Family meeting a koala at Lone Pine Koala Sanctuary

Lone Pine Koala Sanctuary

When we started looking around Brisbane for a wildlife sanctuary, we found many options. Some looked very popular and some were closer to where we were staring, some were cheaper, and some were more expensive. What made us choose Lone Pine was the feeling we got from their website and reviews we read online. We got an instant sense of their compassion and love for the animals, as well as their attitude toward sustainability.
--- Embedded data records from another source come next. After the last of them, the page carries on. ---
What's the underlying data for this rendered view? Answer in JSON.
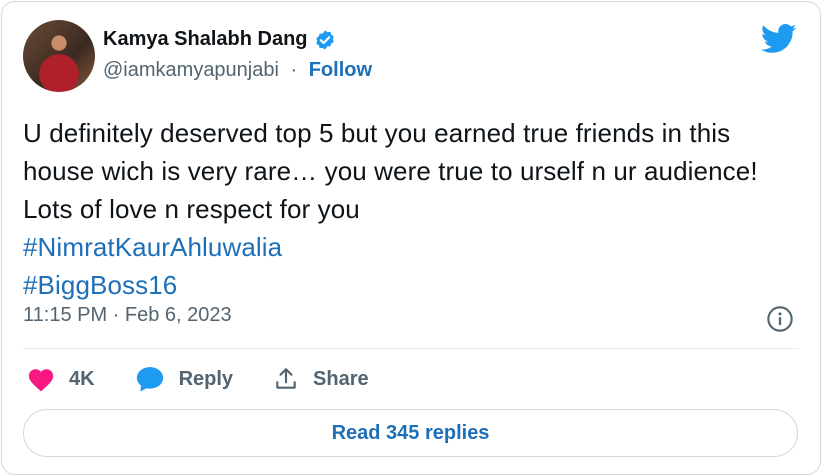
{
  "author": {
    "display_name": "Kamya Shalabh Dang",
    "handle": "@iamkamyapunjabi",
    "separator": " · ",
    "follow_label": "Follow"
  },
  "tweet": {
    "text": "U definitely deserved top 5 but you earned true friends in this house wich is very rare… you were true to urself n ur audience! Lots of love n respect for you",
    "hashtags": [
      "#NimratKaurAhluwalia",
      "#BiggBoss16"
    ],
    "timestamp": "11:15 PM · Feb 6, 2023"
  },
  "actions": {
    "likes_count": "4K",
    "reply_label": "Reply",
    "share_label": "Share"
  },
  "footer": {
    "read_replies_label": "Read 345 replies"
  },
  "colors": {
    "accent": "#1d6fb8",
    "like": "#f91880",
    "twitter_blue": "#1d9bf0"
  },
  "icons": [
    "verified-badge-icon",
    "twitter-bird-icon",
    "info-icon",
    "heart-icon",
    "reply-bubble-icon",
    "share-icon"
  ]
}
Lone Pine Koala Sanctuary began in 1927, by Claude Reid. Claude saw the effects of the fur trading business, that would have devastating consequences to one of Australia’s most beloved and iconic animals.

Kids on Koala Statue

Nearly 100 years later, Lone Pine Koala Sanctuary offers shelter to over 70 species of marsupials, mammals, reptiles, birds, and many other native Australian animals. Carrying on Claude’s mission, Lone Pine is dedicated to preserving the lives of Australia’s wildlife, educating visitors about how they can help, providing gainful employment to local residents, and conducting research into sustainability and environmental practices that could help not only Australia, but the world.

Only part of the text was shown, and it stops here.